Kenali Sindrom Baby Blues dan Depresi Paska Pelahirkan
MENGENALI SINDROMA PASKA MELAHIRKAN/ SINDROMA BABY BLUES
DAN DEPRESI PASKA MELAHIRKAN/ DEPRESI POST PARTUM
====================================================================
Sri Handayani Saptaning Siwi, S. Psi, Psikolog. Psikolog Klinis Unit Pelayanan Psikologi, Instalasi Rehabilitasi Medik, RSUD Banyumas. September 2020.
====================================================================
Salam Sehat buat Sahabat Sehat semuanya.
Sahabat Sehat terutama yang sudah pernah melahirkan, siapa yang merasakan adanya peningkatan sensitifitas perasaan paska melahirkan ?
Semuanya pasti merasakan , hanya ada yang ringan dan sebentar dimana setelah bisa beradaptasi menjadi lebih relaks , namun ada yang kuat dan berkepanjangan. Bagi semua sahabat sehat baik yang sudah menjadi ibu maupun yang belum penting lho mengenali kondisi-kondisi psikologis yang akan muncul paska melahirkan.

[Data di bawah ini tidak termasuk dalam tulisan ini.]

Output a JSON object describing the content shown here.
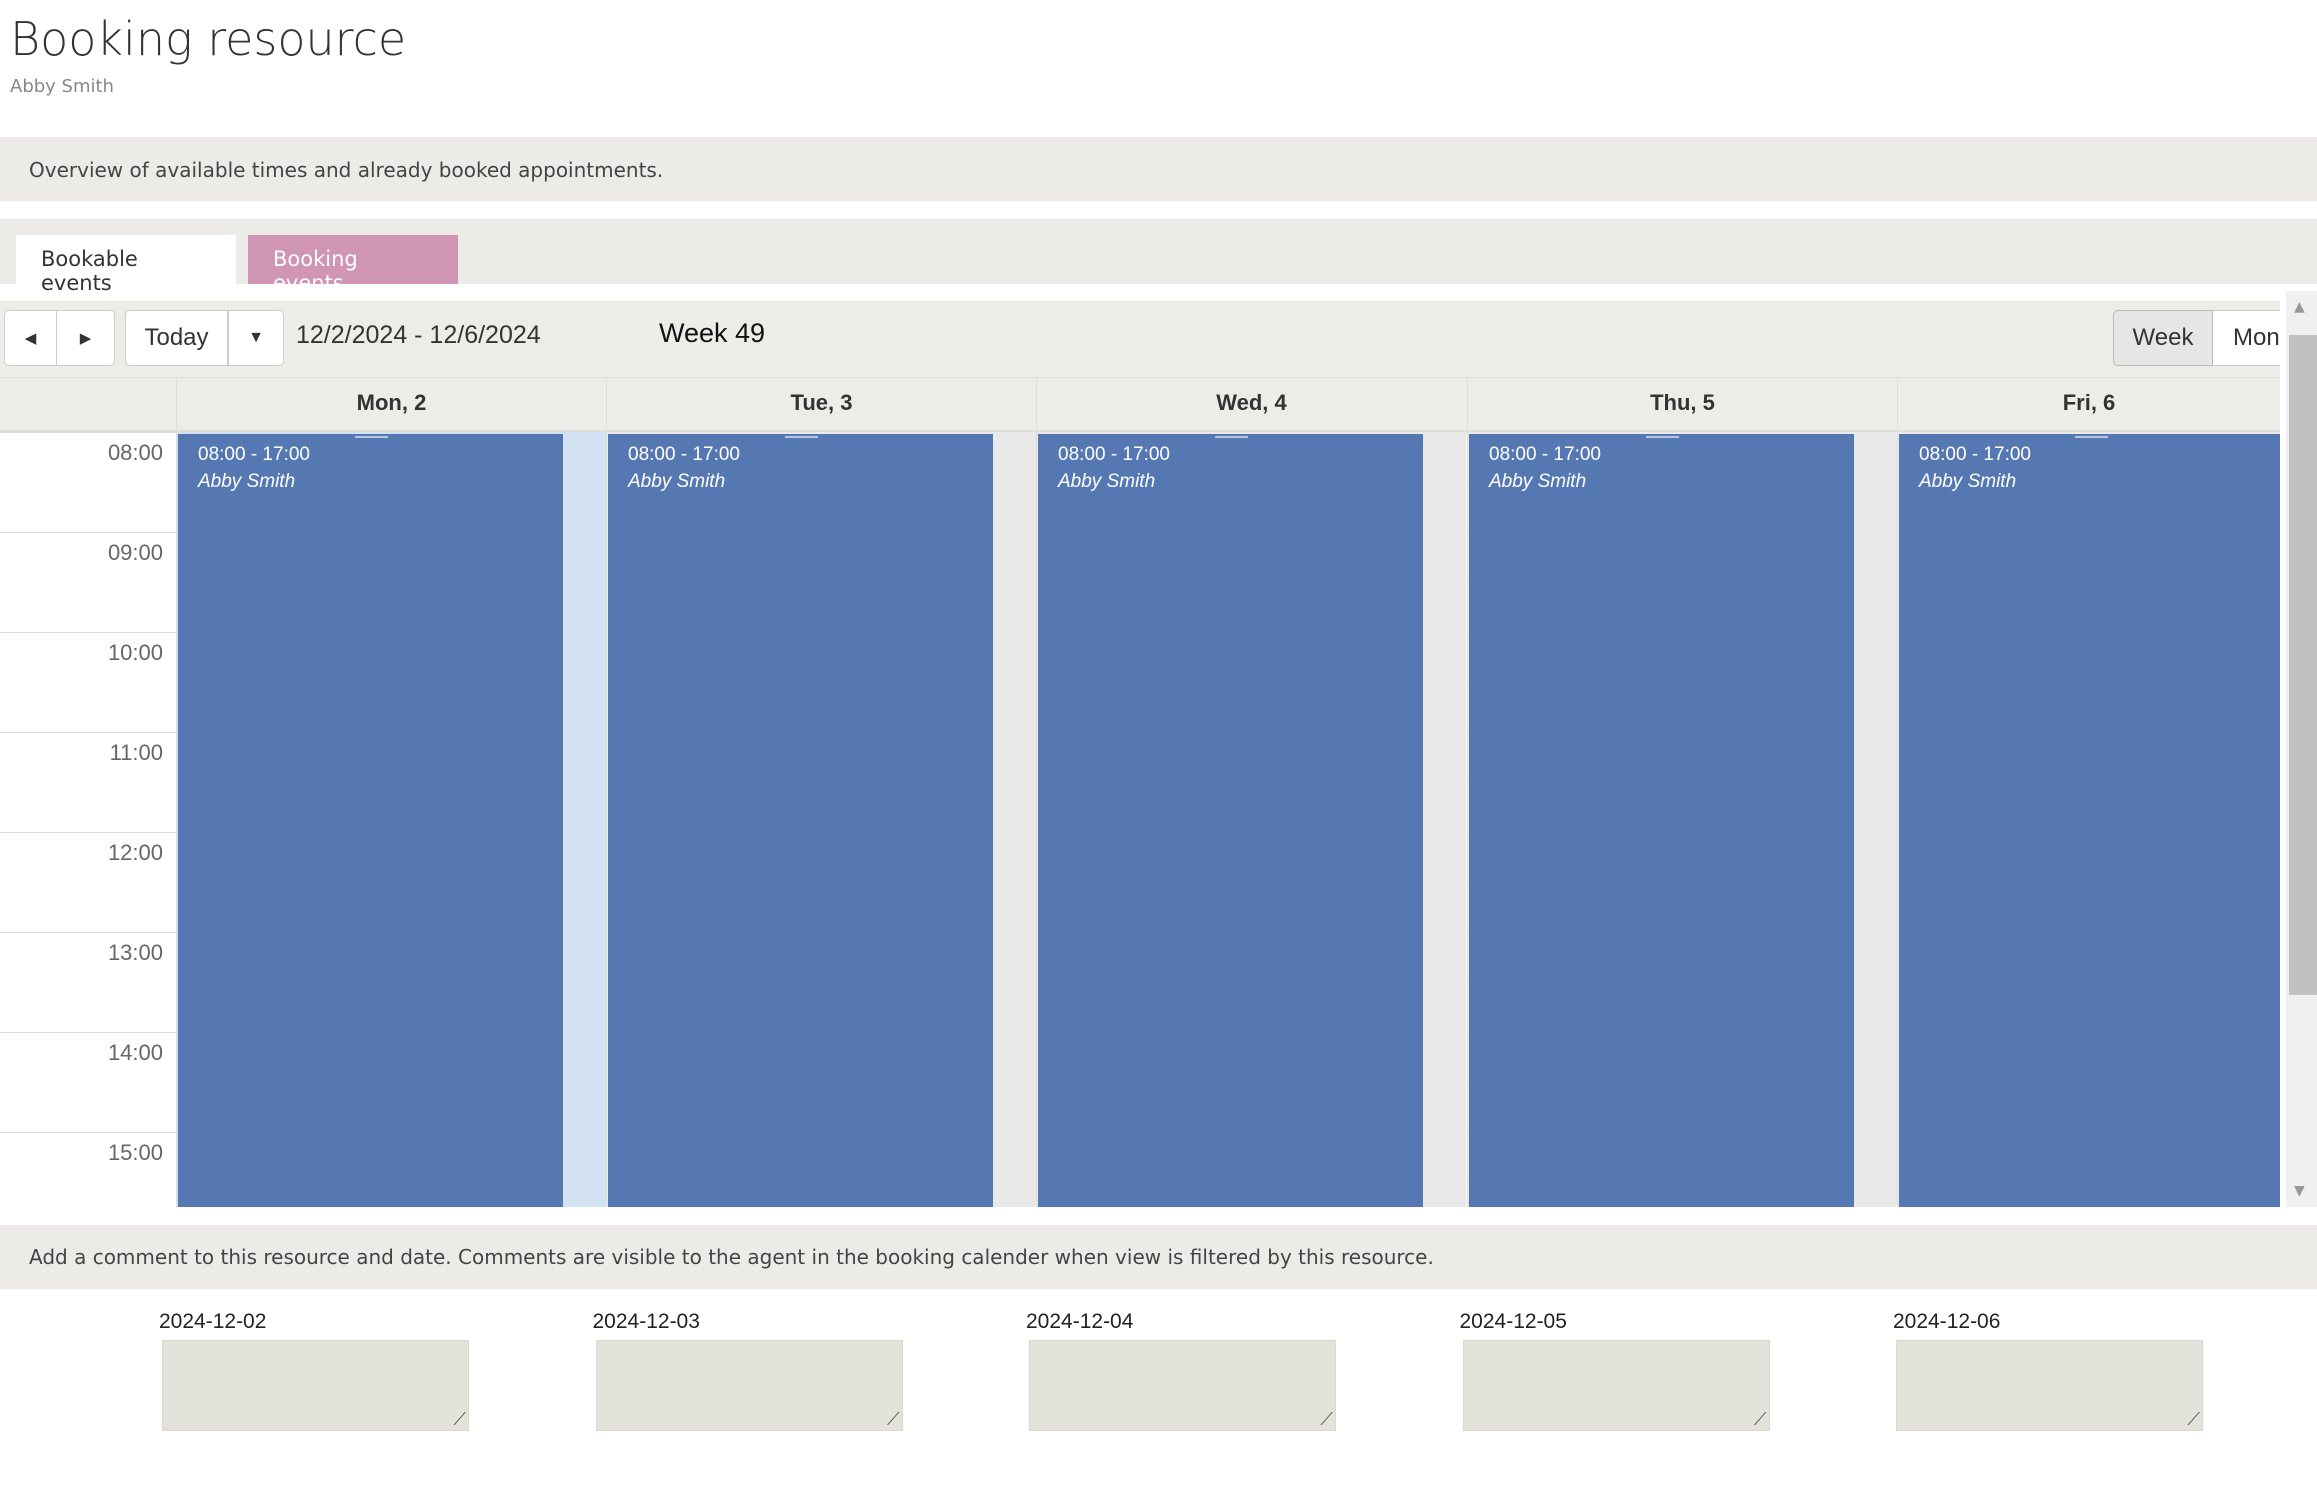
{
  "page": {
    "title": "Booking resource",
    "subtitle": "Abby Smith",
    "intro": "Overview of available times and already booked appointments."
  },
  "tabs": [
    {
      "label": "Bookable events",
      "active": false
    },
    {
      "label": "Booking events",
      "active": true,
      "color": "#d094b4"
    }
  ],
  "toolbar": {
    "prev_icon": "◀",
    "next_icon": "▶",
    "today": "Today",
    "dropdown_icon": "▼",
    "range": "12/2/2024 - 12/6/2024",
    "week": "Week 49",
    "views": [
      "Week",
      "Mont"
    ]
  },
  "calendar": {
    "days": [
      "Mon, 2",
      "Tue, 3",
      "Wed, 4",
      "Thu, 5",
      "Fri, 6"
    ],
    "hours": [
      "08:00",
      "09:00",
      "10:00",
      "11:00",
      "12:00",
      "13:00",
      "14:00",
      "15:00"
    ],
    "events": [
      {
        "time": "08:00 - 17:00",
        "name": "Abby Smith"
      },
      {
        "time": "08:00 - 17:00",
        "name": "Abby Smith"
      },
      {
        "time": "08:00 - 17:00",
        "name": "Abby Smith"
      },
      {
        "time": "08:00 - 17:00",
        "name": "Abby Smith"
      },
      {
        "time": "08:00 - 17:00",
        "name": "Abby Smith"
      }
    ],
    "event_color": "#5578b3",
    "today_color": "#d3e2f3"
  },
  "comments": {
    "intro": "Add a comment to this resource and date. Comments are visible to the agent in the booking calender when view is filtered by this resource.",
    "dates": [
      "2024-12-02",
      "2024-12-03",
      "2024-12-04",
      "2024-12-05",
      "2024-12-06"
    ]
  }
}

Kita mengetahui dulu yuk, apa sebenarnya Sindroma Paska Melahirkan / Sindroma Baby Blues
Perempuan dalam kehidupan akan mengalami banyak fase perubahan yang harus dilewati. Setelah seorang perempuan menikah sebagai istri sampai menjadi ibu , itupun akan melewati beberapa proses, seperti proses kehamilan, proses melahirkan, proses nifas serta proses perubahan peran menjadi seorang ibu (Niken Kurnia, 2016). Setiap proses yang harus dilewati akan memberikan konsekuensi terjadinya perubahan-perubahan kondisi fisik, psikologis dan sosial (Baston & Hall, 2016) yang semua itu akan berpengaruh pada manifestasi dinamika emosi dan perilaku yang dapat mengarah pada terjadinya kondisi Sindroma Baby Blues.

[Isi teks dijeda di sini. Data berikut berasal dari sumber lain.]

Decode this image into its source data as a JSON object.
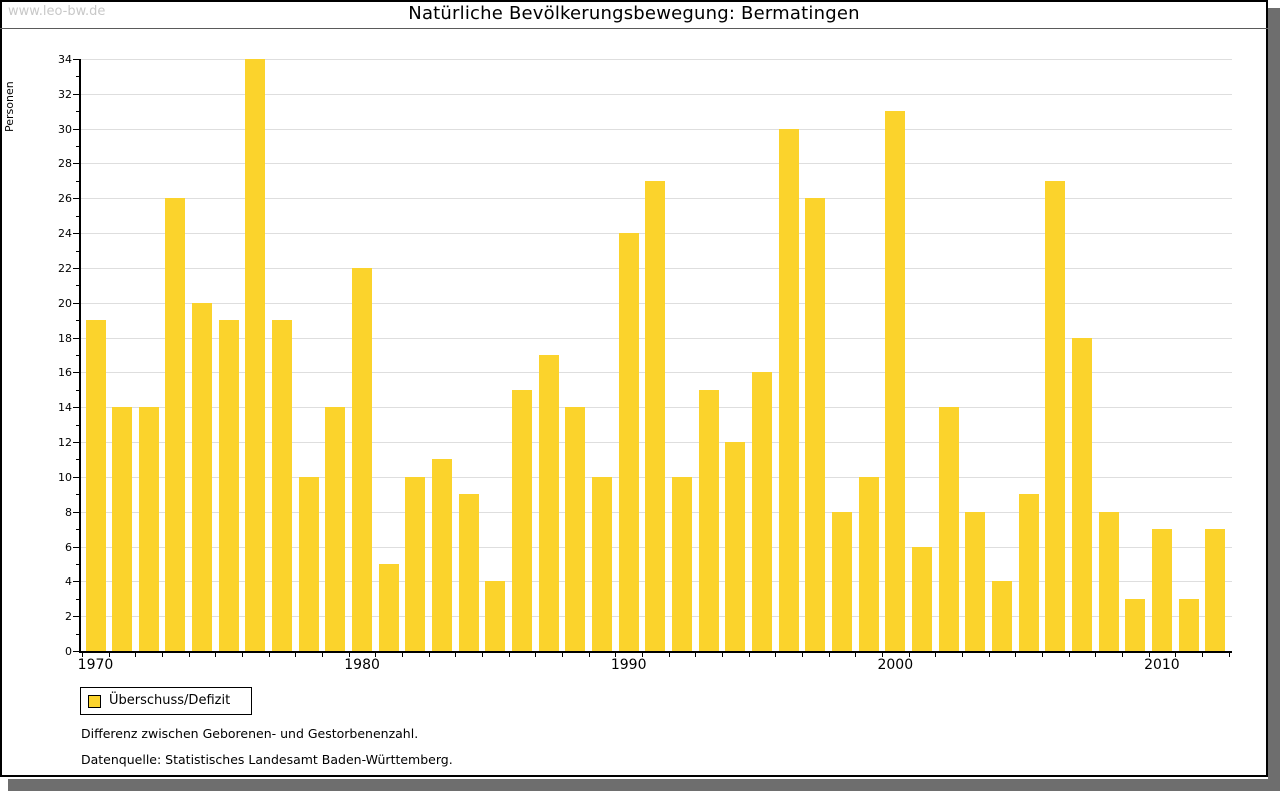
{
  "watermark": "www.leo-bw.de",
  "title": "Natürliche Bevölkerungsbewegung: Bermatingen",
  "legend": {
    "label": "Überschuss/Defizit"
  },
  "footnotes": {
    "line1": "Differenz zwischen Geborenen- und Gestorbenenzahl.",
    "line2": "Datenquelle: Statistisches Landesamt Baden-Württemberg."
  },
  "colors": {
    "bar": "#fbd32c",
    "grid": "#dedede",
    "axis": "#000000",
    "watermark": "#c8c8c8",
    "frame_shadow": "#6e6e6e"
  },
  "chart_data": {
    "type": "bar",
    "title": "Natürliche Bevölkerungsbewegung: Bermatingen",
    "ylabel": "Personen",
    "xlabel": "",
    "ylim": [
      0,
      34
    ],
    "ytick_step": 2,
    "grid": true,
    "legend_position": "bottom-left",
    "series_name": "Überschuss/Defizit",
    "categories": [
      1970,
      1971,
      1972,
      1973,
      1974,
      1975,
      1976,
      1977,
      1978,
      1979,
      1980,
      1981,
      1982,
      1983,
      1984,
      1985,
      1986,
      1987,
      1988,
      1989,
      1990,
      1991,
      1992,
      1993,
      1994,
      1995,
      1996,
      1997,
      1998,
      1999,
      2000,
      2001,
      2002,
      2003,
      2004,
      2005,
      2006,
      2007,
      2008,
      2009,
      2010,
      2011,
      2012
    ],
    "values": [
      19,
      14,
      14,
      26,
      20,
      19,
      34,
      19,
      10,
      14,
      22,
      5,
      10,
      11,
      9,
      4,
      15,
      17,
      14,
      10,
      24,
      27,
      10,
      15,
      12,
      16,
      30,
      26,
      8,
      10,
      31,
      6,
      14,
      8,
      4,
      9,
      27,
      18,
      8,
      3,
      7,
      3,
      7
    ],
    "xticks": [
      1970,
      1980,
      1990,
      2000,
      2010
    ]
  }
}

Sindroma Baby Blues merupakan sindroma yang terjadi pada ibu yang baru melahirkan. Angka kejadian Sindroma baby blues di Indonesia sekitaran 50 % - 70 % (WHO, 2018). Ibu paska melahirkan mengalami terjadinya perubahan hormon dan perubahan kondisi peran yang membutuhkan penyesuaian-penyesuaian. Menurut Litter, 2017 Sindroma Baby Blues adalah perasaan yang terjadi pada ibu paska melahirkan yang ditandai dengan kecemasan, serangan panik, kelelahan, perasaan menyakahkan diri dan merasa tidak mampu mengurus bayinya.

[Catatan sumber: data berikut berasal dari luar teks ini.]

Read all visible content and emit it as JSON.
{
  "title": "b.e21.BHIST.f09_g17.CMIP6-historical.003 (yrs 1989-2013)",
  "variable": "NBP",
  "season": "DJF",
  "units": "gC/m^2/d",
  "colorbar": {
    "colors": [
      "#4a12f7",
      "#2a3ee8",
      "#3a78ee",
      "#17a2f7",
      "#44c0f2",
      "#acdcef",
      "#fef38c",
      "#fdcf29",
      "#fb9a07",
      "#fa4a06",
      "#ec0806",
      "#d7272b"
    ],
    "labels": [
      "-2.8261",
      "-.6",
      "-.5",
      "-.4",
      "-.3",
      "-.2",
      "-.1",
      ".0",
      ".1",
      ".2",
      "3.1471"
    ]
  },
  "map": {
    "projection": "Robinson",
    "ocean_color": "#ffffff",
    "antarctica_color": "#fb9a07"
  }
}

Pada ibu paska melahirkan akan terproduksi hormon endorfin (Babicki-Farrugia, Todays Parent) yang membuat ibu cepat hilang rasa sakitnya, merasa lega, merasa percaya diri , merasa bergairah mengelola bayinya. Hormon endorfin pada hari ke 3 atau ke 4 paska melahirkan akan menurun secara drastis. Demikian juga seiring dengan lepasnya plasenta maka hormon progesteron, estrogen, relaxin dll akan mengalami penurunan yang bermakna juga. Perubahan kondisi hormon yang demikian itulah yang memberikan pengaruh adanya perubahan suasana hati ibu paska melahirkan, seperti merasa sedih , merasa sendiri, sensitif dll. Hadirnya bayi yang masih sangat dependent dengan tubuh ibunya, menuntut adanya proses adaptasi. Dalam Kondisi yang demikian menyebabkan munculnya rasa bersalah tidak dapat menyusui secara langsung apabila akan meninggalkan bayi, munculnya rasa khawatir bayinya jatuh jika tidak terpantau terus, merasa sungkan meminta bantuan karena khawatir dianggap ibu yang belum siap punya anak dll.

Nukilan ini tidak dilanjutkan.